When we started OPI, what we were doing was something new. Before OPI came on the scene, the generic, utilitarian nail polish names already on the market – like Red No. 4, Pink No. 2 – were completely forgettable. We rebranded the category with catchy names that we knew women could relate to and would remember. The industry was stale and boring, so we made it more fun and sexy. We started creating color collections. I carefully developed 30 groundbreaking colors for the debut collection -- many of which are still beloved bestsellers today, including Malaga Wine, Alpine Snow and Kyoto Pearl.
There is no other nail color brand in the world that touches the totality of industries the way OPI does.
With deep roots in Tinseltown, we eventually started collaborating with Hollywood. Our decision to collaborate with the entertainment industry also propelled OPI forward in another way, ultimately leading us to finding a way to connect with women beyond the world of beauty, relating our products to the beverages they drink, the cars they drive, the movies they watch, the clothes they wear – even the shade they use to paint their living room walls! There is no other nail color brand in the world that touches the totality of industries the way OPI does. It also propelled my growth as a businessperson forward. I found myself sitting in meetings with executives from some of the top companies in the world. I didn't have a fancy presentation. I didn't have a Harvard business degree. I realized that what I had was passion. I had a passion for what we were doing, and I had my own unique story that no one else could replicate.
Discipline, hard work, and passion gave me the confidence to grow from that shy immigrant girl to become the person that I am today
Bit by bit, I grew up with the business. Discipline, hard work, and passion gave me the confidence to grow from that shy immigrant girl to become the person that I am today -- an author, public speaker, and co-founder of OPI, the world's #1 professional nail brand.
I learned quickly that one can be an expert at many things, but not everything. Running a business is very hard work. Luckily, I had someone I could collaborate with who brought something new to the table and complemented my talents, my brother-in-law George Schaeffer. My business "superpower," or the ability to make decisions quickly and confidently, kept me ahead of trends and competition.
Another key to my success in building this brand and in growing in business was being authentic. Authenticity is so important to brands and maybe even more so now in the time of social media when you can speak directly to your consumers. I realized even then that I could only be me. I was a woman who knew what I wanted. I looked at my mother and daughter and wanted to create products that would excite and empower them.

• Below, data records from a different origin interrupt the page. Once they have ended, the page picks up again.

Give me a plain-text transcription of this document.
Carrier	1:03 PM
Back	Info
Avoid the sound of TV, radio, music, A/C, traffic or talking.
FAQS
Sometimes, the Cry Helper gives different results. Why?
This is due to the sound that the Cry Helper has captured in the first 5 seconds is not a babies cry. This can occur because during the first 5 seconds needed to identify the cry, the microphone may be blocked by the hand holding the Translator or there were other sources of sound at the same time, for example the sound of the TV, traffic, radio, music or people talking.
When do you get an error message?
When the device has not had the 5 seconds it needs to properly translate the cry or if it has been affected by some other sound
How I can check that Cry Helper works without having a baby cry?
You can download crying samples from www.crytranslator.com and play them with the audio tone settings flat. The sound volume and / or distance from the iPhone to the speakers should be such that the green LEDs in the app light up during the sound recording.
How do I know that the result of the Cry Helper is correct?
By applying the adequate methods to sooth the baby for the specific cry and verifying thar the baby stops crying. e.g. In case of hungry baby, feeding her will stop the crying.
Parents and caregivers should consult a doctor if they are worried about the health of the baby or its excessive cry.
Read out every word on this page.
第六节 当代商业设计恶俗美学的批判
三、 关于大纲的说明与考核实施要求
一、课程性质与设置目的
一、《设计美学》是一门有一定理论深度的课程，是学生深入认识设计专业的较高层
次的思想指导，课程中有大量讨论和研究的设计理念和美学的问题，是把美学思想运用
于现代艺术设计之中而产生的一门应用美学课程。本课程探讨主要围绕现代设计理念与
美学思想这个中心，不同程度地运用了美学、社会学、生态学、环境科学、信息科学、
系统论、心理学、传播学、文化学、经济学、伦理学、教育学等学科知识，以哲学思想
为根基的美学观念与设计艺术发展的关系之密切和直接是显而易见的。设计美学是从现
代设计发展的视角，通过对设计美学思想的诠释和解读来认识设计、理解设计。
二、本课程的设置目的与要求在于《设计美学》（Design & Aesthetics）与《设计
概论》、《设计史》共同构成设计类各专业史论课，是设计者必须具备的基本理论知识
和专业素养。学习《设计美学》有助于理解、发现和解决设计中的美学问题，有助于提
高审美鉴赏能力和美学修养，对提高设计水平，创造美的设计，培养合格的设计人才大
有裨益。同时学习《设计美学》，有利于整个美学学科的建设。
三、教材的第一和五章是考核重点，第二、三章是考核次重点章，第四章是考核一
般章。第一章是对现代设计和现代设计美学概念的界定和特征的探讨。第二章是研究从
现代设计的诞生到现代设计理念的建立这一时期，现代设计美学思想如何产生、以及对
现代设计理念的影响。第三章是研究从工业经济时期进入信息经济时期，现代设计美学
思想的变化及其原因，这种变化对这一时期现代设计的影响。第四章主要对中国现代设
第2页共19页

There's often an expectation placed on women in charge that they need to be cutthroat to be competitive, but that's not true. Rather than focusing on my gender or any implied limitations I might bring to the job as a female and a mother, I always focused instead on my vision. I deliberately fostered an environment at OPI filled with warmth. After all, at the end of the day, your organization is only as good as its people. I've always found that being nice, being humble, and listening to others has served me well. Instead of pushing others down to get to the top, inspire them and bring them along on the journey.